Before launching into the important business prompting this letter, I’d like to take a moment to introduce myself, having only recently taken over as president of the Colorado School of Mines Alumni Association.
I graduated from Mines in 1983 with a BS in geophysical engineering, after which I obtained a law degree from the University of Colorado in 1989. I live and practice in Grand Junction, Colo., where I was initially involved with the association at the section level. I was first appointed to the board in 2005 to fill the remainder of my predecessor’s term, and last year served on the association’s executive committee as the president-elect.
In addition to being an alumnus, I have another important connection to Mines, as a parent. My daughter, Katharine, is a freshman studying environmental engineering, which has provided a refreshing perspective on the school. We have all seen many changes take place at Mines over the years, but having a sharpened interest of late, I’m more confident than ever that Mines’ significance and reputation in the earth, energy and environmental fields remain undiminished, and I am proud that my daughter is attending.
The alumni association has changed as well. Over the time of my involvement, we have grown as an organization, offering new services, benefits and events, and we will continue to do so. However, as with most nonprofit organizations, our resources are limited. We depend on alumni support, and I encourage you to become an active member of the association.
The important business alluded to above concerns a change that has recently been made to the association’s structure. For years, CSMAA has operated with a board primarily consisting of regional representatives responsible for alumni in a specific geographic area, where they help organize activities and encourage involvement with the alumni association and the school. However, while the association has members all over the world, we do not have large concentrations of members in a single region, with the exception of the Front Range and Houston areas.
To better serve alumni, we have moved to a structure in which directors will oversee critical functions of the association, such as communications, programming, professional development, support for admissions and recruiting, volunteer development, alumni recognition, campus relations, enhancement of the student experience, young alumni and development. We will strive to have these directors be as geographically diverse as our membership. In addition, the board will continue to include two student representatives (graduate and undergraduate); a director appointed by the school’s board of trustees; and the association’s five officers.

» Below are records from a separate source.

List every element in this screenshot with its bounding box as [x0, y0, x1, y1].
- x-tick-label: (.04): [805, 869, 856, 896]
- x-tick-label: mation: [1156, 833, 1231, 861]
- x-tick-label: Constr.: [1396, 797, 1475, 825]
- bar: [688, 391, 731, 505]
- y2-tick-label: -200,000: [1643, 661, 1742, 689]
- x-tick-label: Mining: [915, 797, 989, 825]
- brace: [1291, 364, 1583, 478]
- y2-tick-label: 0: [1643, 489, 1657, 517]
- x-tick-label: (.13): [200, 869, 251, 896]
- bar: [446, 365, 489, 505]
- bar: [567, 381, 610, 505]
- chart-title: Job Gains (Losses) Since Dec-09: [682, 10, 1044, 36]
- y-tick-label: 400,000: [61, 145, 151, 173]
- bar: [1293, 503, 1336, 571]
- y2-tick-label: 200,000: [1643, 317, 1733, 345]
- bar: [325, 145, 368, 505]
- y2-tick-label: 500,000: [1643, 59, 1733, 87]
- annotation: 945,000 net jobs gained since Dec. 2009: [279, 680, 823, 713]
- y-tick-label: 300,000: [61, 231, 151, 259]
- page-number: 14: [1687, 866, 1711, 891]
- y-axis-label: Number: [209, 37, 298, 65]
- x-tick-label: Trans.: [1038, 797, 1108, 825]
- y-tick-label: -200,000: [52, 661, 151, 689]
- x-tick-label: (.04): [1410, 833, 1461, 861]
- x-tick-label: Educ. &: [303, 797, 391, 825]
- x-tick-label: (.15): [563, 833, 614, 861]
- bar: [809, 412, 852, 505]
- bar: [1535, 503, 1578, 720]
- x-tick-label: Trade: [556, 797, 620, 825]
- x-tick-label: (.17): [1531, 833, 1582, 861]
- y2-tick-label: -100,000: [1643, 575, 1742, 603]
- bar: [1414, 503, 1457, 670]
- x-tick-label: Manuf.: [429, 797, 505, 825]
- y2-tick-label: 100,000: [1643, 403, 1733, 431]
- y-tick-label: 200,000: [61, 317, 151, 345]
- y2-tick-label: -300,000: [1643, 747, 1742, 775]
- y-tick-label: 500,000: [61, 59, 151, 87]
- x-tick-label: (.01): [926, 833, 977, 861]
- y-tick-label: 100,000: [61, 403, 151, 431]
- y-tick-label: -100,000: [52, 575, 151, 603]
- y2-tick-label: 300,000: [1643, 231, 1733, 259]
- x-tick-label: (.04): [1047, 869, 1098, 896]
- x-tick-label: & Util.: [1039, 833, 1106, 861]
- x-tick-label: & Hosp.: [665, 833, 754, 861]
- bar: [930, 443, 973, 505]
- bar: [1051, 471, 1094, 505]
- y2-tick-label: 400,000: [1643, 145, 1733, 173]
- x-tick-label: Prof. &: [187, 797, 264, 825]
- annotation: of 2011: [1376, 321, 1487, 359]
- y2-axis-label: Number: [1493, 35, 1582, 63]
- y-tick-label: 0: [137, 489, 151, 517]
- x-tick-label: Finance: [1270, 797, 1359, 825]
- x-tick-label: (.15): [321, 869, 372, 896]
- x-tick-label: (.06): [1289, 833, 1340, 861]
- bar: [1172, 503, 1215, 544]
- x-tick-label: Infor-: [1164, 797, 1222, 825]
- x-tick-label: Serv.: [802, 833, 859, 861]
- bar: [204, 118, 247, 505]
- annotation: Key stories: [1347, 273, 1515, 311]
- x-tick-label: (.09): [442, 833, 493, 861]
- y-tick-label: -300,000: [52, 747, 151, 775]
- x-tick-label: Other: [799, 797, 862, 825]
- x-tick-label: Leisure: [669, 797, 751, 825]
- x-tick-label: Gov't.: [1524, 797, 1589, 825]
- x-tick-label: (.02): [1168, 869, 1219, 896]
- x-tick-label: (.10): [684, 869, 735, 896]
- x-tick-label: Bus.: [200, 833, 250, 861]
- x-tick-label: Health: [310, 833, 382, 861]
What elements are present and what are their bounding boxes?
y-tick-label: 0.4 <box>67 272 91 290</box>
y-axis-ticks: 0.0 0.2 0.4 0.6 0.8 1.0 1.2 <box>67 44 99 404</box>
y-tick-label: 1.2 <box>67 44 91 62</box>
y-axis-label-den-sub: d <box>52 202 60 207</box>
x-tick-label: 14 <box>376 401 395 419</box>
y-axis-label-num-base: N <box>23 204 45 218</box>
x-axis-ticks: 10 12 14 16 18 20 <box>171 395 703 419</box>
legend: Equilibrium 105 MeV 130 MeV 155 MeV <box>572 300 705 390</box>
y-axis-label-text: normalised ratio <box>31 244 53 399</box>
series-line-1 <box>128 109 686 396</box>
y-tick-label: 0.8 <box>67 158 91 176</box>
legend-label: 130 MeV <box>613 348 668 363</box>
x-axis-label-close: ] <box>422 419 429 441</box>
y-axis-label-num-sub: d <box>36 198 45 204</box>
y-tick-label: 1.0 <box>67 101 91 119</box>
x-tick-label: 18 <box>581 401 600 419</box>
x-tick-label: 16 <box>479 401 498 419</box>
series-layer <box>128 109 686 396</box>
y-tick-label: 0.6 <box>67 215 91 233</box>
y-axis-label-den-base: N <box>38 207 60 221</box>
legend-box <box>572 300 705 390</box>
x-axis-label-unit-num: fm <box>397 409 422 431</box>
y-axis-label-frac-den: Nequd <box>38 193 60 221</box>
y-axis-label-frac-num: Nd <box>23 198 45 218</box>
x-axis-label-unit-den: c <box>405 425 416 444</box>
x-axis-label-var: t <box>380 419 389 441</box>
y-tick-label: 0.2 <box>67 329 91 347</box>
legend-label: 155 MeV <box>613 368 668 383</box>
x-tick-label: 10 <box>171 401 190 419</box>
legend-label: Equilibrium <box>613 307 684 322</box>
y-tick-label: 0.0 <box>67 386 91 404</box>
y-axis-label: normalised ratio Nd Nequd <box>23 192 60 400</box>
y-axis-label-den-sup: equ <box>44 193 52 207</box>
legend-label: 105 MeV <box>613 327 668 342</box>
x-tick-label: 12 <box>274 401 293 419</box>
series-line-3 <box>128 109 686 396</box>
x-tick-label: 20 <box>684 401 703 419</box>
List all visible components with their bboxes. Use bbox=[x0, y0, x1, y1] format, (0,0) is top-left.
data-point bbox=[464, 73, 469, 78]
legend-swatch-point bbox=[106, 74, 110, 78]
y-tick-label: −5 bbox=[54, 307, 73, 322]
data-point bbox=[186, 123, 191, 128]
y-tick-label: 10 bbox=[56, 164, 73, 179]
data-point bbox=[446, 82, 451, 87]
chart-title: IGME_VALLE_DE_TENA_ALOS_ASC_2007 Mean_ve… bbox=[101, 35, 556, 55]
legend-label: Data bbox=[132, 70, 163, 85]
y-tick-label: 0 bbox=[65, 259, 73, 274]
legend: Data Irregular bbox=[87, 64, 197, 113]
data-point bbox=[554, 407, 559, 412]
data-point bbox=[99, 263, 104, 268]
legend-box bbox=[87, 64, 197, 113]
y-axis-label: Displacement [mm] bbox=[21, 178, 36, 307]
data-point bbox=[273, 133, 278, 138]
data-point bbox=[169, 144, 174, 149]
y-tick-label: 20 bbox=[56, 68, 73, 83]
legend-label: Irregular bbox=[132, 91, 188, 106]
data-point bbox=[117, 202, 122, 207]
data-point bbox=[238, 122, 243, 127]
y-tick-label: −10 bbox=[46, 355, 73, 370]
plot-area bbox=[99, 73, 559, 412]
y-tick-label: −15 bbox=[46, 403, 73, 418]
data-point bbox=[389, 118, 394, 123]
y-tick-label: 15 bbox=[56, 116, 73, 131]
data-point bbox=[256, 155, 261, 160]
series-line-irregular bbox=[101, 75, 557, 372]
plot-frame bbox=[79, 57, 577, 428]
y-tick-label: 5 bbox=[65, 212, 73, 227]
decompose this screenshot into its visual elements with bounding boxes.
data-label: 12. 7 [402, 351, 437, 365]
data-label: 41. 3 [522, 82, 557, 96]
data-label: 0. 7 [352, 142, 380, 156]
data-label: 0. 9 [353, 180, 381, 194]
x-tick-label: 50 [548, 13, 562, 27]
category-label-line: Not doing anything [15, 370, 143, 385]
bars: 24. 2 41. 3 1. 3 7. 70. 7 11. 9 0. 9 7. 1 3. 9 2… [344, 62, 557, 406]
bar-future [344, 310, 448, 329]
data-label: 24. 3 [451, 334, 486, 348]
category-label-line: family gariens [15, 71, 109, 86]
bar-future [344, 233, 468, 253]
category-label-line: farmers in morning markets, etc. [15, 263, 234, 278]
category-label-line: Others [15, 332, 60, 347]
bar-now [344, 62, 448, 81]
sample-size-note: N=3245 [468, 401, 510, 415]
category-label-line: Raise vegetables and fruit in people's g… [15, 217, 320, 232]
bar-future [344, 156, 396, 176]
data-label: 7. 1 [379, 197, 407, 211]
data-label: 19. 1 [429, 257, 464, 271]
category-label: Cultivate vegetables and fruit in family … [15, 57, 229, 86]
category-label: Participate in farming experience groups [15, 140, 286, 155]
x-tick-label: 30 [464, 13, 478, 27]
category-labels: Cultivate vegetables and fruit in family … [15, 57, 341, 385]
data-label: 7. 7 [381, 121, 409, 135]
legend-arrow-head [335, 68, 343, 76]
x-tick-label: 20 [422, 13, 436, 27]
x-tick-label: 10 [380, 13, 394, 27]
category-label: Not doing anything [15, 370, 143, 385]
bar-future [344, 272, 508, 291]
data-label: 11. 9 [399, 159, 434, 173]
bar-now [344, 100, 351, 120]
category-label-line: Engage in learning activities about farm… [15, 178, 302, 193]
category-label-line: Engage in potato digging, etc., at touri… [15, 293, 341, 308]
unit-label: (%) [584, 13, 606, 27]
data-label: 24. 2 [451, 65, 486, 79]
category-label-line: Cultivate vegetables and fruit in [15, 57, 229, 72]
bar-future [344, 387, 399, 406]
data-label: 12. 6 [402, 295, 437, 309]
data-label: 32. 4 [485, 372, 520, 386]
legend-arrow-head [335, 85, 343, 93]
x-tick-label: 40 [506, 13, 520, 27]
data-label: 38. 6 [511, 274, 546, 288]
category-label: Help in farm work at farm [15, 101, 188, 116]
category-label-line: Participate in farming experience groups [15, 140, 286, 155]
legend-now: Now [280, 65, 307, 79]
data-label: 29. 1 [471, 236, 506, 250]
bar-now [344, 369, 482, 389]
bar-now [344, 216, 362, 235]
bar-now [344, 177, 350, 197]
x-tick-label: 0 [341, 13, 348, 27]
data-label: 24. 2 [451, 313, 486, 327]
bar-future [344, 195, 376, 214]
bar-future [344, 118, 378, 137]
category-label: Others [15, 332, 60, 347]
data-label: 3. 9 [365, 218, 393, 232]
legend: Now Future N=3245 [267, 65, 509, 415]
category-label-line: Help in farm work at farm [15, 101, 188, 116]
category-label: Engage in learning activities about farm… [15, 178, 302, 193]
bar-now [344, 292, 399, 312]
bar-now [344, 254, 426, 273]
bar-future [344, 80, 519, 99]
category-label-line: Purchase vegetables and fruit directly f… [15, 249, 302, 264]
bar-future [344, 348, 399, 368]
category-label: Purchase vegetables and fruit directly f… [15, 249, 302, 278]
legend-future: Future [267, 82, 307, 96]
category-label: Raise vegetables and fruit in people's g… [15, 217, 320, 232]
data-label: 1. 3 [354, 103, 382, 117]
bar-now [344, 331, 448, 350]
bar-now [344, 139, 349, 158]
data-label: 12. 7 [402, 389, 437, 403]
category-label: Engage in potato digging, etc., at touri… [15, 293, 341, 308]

I’m confident that the new structure will provide a better framework for board volunteers to dedicate their energy and enthusiasm in practical ways that match their interests and skills. In time, with myriad possibilities for remote collaboration, this new structure will also open up a range of flexible opportunities for alumni to volunteer in ways that are personally meaningful.
With these changes presenting so many opportunities for growth, I’m particularly pleased to be representing you as president over the coming year. I invite your involvement and support.